Mother: "Tommy, what are you doing to the cat?"

Tommy: "Daddy said there was five bob in the kitty."

"Tell me, why do you only lake half aspirins?"

"Because I've got a splitting headache."

Alister, I'm sure I heard a mouse squeak!

"Well, what the hell do you want me to do—get up and oil it?"

"Because every time a bus runs over it, it goes squelch."

"Tell me, what are the Poles doing in Russia?"

"Holding up the telephone wires."

"I just saw a dog with no nose."

"A dog with no nose! Tell me, how did it smell?"

"Flipping awful."

Why did the blind carpenter regain his sight?

Because he picked up his hammer and saw.

Said laundrymen to monk at monastery: Have you any dirty habits?

What is the best way to make time go fast?

Use the spur of the moment.

Why does a man who has been beaten up resemble fried fish?

Because he has been as-salted and battered.

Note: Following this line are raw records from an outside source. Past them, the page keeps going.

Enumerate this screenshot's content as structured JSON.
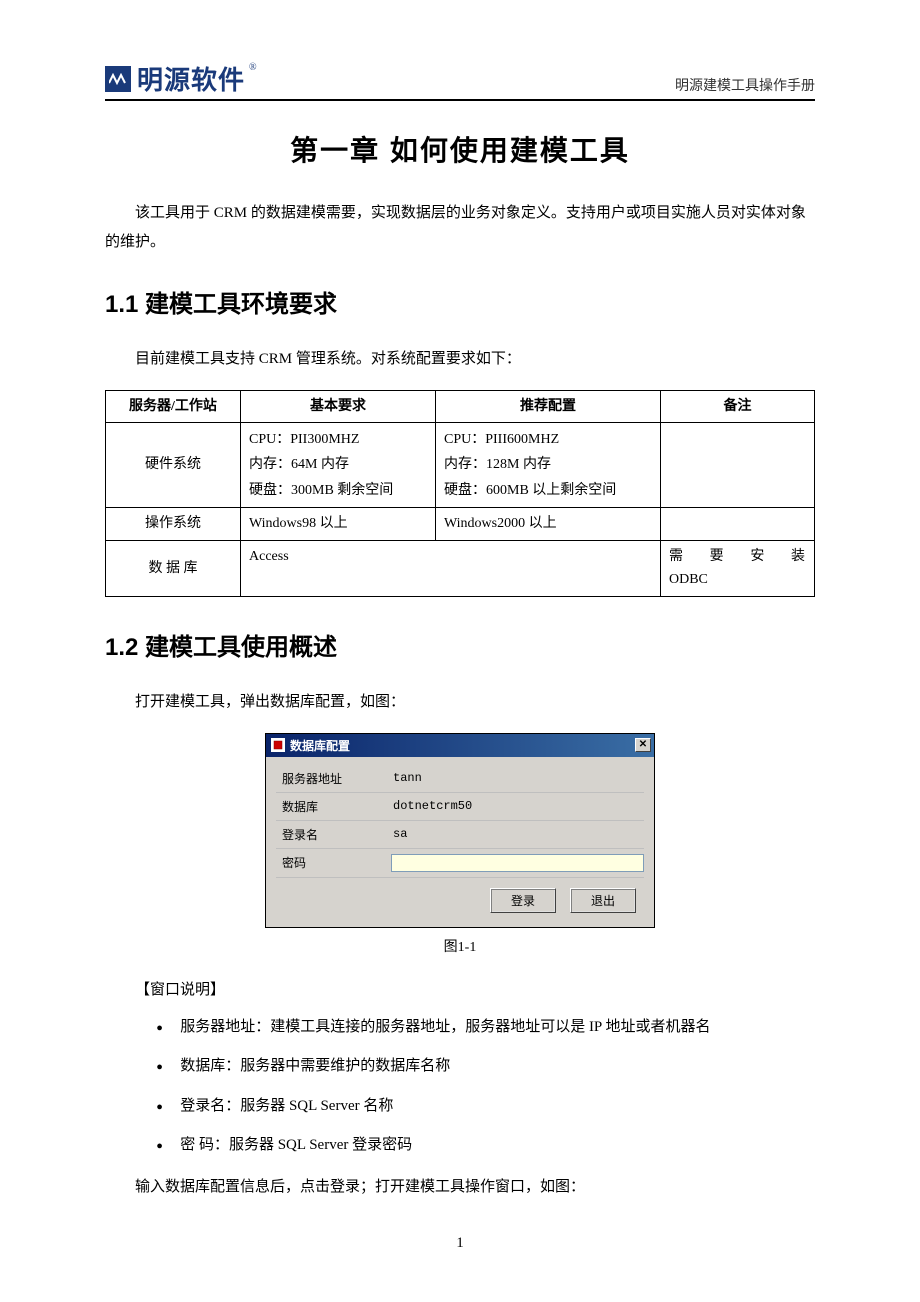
{
  "header": {
    "logo_text": "明源软件",
    "subtitle": "明源建模工具操作手册"
  },
  "chapter": {
    "title": "第一章  如何使用建模工具",
    "intro": "该工具用于 CRM 的数据建模需要，实现数据层的业务对象定义。支持用户或项目实施人员对实体对象的维护。"
  },
  "section_1_1": {
    "heading": "1.1  建模工具环境要求",
    "intro": "目前建模工具支持 CRM 管理系统。对系统配置要求如下：",
    "table": {
      "headers": [
        "服务器/工作站",
        "基本要求",
        "推荐配置",
        "备注"
      ],
      "rows": [
        {
          "label": "硬件系统",
          "basic": [
            "CPU：PII300MHZ",
            "内存：64M 内存",
            "硬盘：300MB 剩余空间"
          ],
          "recommended": [
            "CPU：PIII600MHZ",
            "内存：128M 内存",
            "硬盘：600MB 以上剩余空间"
          ],
          "notes": ""
        },
        {
          "label": "操作系统",
          "basic": [
            "Windows98 以上"
          ],
          "recommended": [
            "Windows2000 以上"
          ],
          "notes": ""
        },
        {
          "label": "数 据 库",
          "basic_span": "Access",
          "notes_lines": [
            "需要安装",
            "ODBC"
          ]
        }
      ]
    }
  },
  "section_1_2": {
    "heading": "1.2  建模工具使用概述",
    "intro": "打开建模工具，弹出数据库配置，如图：",
    "dialog": {
      "title": "数据库配置",
      "fields": {
        "server": {
          "label": "服务器地址",
          "value": "tann"
        },
        "database": {
          "label": "数据库",
          "value": "dotnetcrm50"
        },
        "login": {
          "label": "登录名",
          "value": "sa"
        },
        "password": {
          "label": "密码",
          "value": ""
        }
      },
      "buttons": {
        "login": "登录",
        "exit": "退出"
      }
    },
    "figure_caption": "图1-1",
    "window_desc_heading": "【窗口说明】",
    "bullets": [
      "服务器地址：建模工具连接的服务器地址，服务器地址可以是 IP 地址或者机器名",
      "数据库：服务器中需要维护的数据库名称",
      "登录名：服务器 SQL Server 名称",
      "密  码：服务器 SQL Server 登录密码"
    ],
    "after_list": "输入数据库配置信息后，点击登录；打开建模工具操作窗口，如图："
  },
  "page_number": "1"
}
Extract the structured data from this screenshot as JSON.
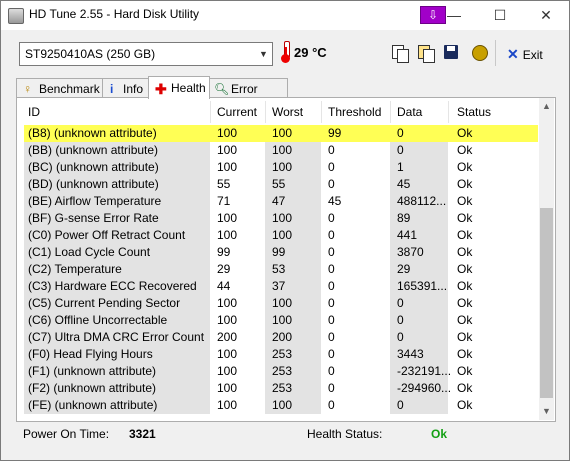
{
  "window": {
    "title": "HD Tune 2.55 - Hard Disk Utility",
    "buttons": {
      "minimize": "—",
      "maximize": "☐",
      "close": "✕"
    }
  },
  "toolbar": {
    "drive": "ST9250410AS (250 GB)",
    "temperature": "29 °C",
    "exit_label": "Exit"
  },
  "tabs": [
    {
      "label": "Benchmark",
      "icon": "lightbulb-icon"
    },
    {
      "label": "Info",
      "icon": "info-icon"
    },
    {
      "label": "Health",
      "icon": "plus-icon",
      "active": true
    },
    {
      "label": "Error Scan",
      "icon": "magnifier-icon"
    }
  ],
  "table": {
    "columns": [
      "ID",
      "Current",
      "Worst",
      "Threshold",
      "Data",
      "Status"
    ],
    "rows": [
      {
        "id": "(B8) (unknown attribute)",
        "current": "100",
        "worst": "100",
        "threshold": "99",
        "data": "0",
        "status": "Ok",
        "selected": true
      },
      {
        "id": "(BB) (unknown attribute)",
        "current": "100",
        "worst": "100",
        "threshold": "0",
        "data": "0",
        "status": "Ok"
      },
      {
        "id": "(BC) (unknown attribute)",
        "current": "100",
        "worst": "100",
        "threshold": "0",
        "data": "1",
        "status": "Ok"
      },
      {
        "id": "(BD) (unknown attribute)",
        "current": "55",
        "worst": "55",
        "threshold": "0",
        "data": "45",
        "status": "Ok"
      },
      {
        "id": "(BE) Airflow Temperature",
        "current": "71",
        "worst": "47",
        "threshold": "45",
        "data": "488112...",
        "status": "Ok"
      },
      {
        "id": "(BF) G-sense Error Rate",
        "current": "100",
        "worst": "100",
        "threshold": "0",
        "data": "89",
        "status": "Ok"
      },
      {
        "id": "(C0) Power Off Retract Count",
        "current": "100",
        "worst": "100",
        "threshold": "0",
        "data": "441",
        "status": "Ok"
      },
      {
        "id": "(C1) Load Cycle Count",
        "current": "99",
        "worst": "99",
        "threshold": "0",
        "data": "3870",
        "status": "Ok"
      },
      {
        "id": "(C2) Temperature",
        "current": "29",
        "worst": "53",
        "threshold": "0",
        "data": "29",
        "status": "Ok"
      },
      {
        "id": "(C3) Hardware ECC Recovered",
        "current": "44",
        "worst": "37",
        "threshold": "0",
        "data": "165391...",
        "status": "Ok"
      },
      {
        "id": "(C5) Current Pending Sector",
        "current": "100",
        "worst": "100",
        "threshold": "0",
        "data": "0",
        "status": "Ok"
      },
      {
        "id": "(C6) Offline Uncorrectable",
        "current": "100",
        "worst": "100",
        "threshold": "0",
        "data": "0",
        "status": "Ok"
      },
      {
        "id": "(C7) Ultra DMA CRC Error Count",
        "current": "200",
        "worst": "200",
        "threshold": "0",
        "data": "0",
        "status": "Ok"
      },
      {
        "id": "(F0) Head Flying Hours",
        "current": "100",
        "worst": "253",
        "threshold": "0",
        "data": "3443",
        "status": "Ok"
      },
      {
        "id": "(F1) (unknown attribute)",
        "current": "100",
        "worst": "253",
        "threshold": "0",
        "data": "-232191...",
        "status": "Ok"
      },
      {
        "id": "(F2) (unknown attribute)",
        "current": "100",
        "worst": "253",
        "threshold": "0",
        "data": "-294960...",
        "status": "Ok"
      },
      {
        "id": "(FE) (unknown attribute)",
        "current": "100",
        "worst": "100",
        "threshold": "0",
        "data": "0",
        "status": "Ok"
      }
    ]
  },
  "statusbar": {
    "power_on_label": "Power On Time:",
    "power_on_value": "3321",
    "health_label": "Health Status:",
    "health_value": "Ok"
  }
}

"What does your dog say when it sits on sandpaper?"

"Ruff, ruff."

To Keep the Home Fires Burning

A fire chief who deliberately started two house fires in Adelaide was gaoled for twelve months. He is Joseph Walter Stubbs. He pleaded not guilty to starting two fires which caused damage totalling £1250. The judge suggested that Stubbs was a psychopathic case and had no motive for the offences. For him no more the blazing hearths shall burn . . . .

God Defend Australia

In Melbourne recently Prince Otto Friedrich von Ysenburg and Buedingen of Hesse, Germany, said, "We in Germany are very impressed by this white man's fortress which you have built so close to Asia." The Prince said Australia was one of the few countries in the world where white men could still live without intermingling with coloured people. He said he would like to see more German migration to Australia.

Snails Pace it Out

Thousands of edible snails on their way to Swiss restaurants escaped from a railway goods wagon at a Milan siding recently. A railway worker following the slimy trail leading to a nearby field was unable to halt the slow procession of absconding snails before the contents of six packing cases had disappeared into the long grass.

Buttered Both Sides?

Complaint from Fiji: Butter Dumping by New Zealanders Alleged.

—Headline in "Evening Post", May, 1958.

Back to the State of Nature

"Let me assure you that lack of a hot wash will not do the kiddies any harm. I personally have not had a wash for years and am strong and healthy. I believe that cooking food destroys the vitamin content and serious thought should be given to the development of a diet which consists solely of uncooked food (raw vegetables, eggs, etc.)"

—Letter in "Evening Post", signed "Happy Batchelor."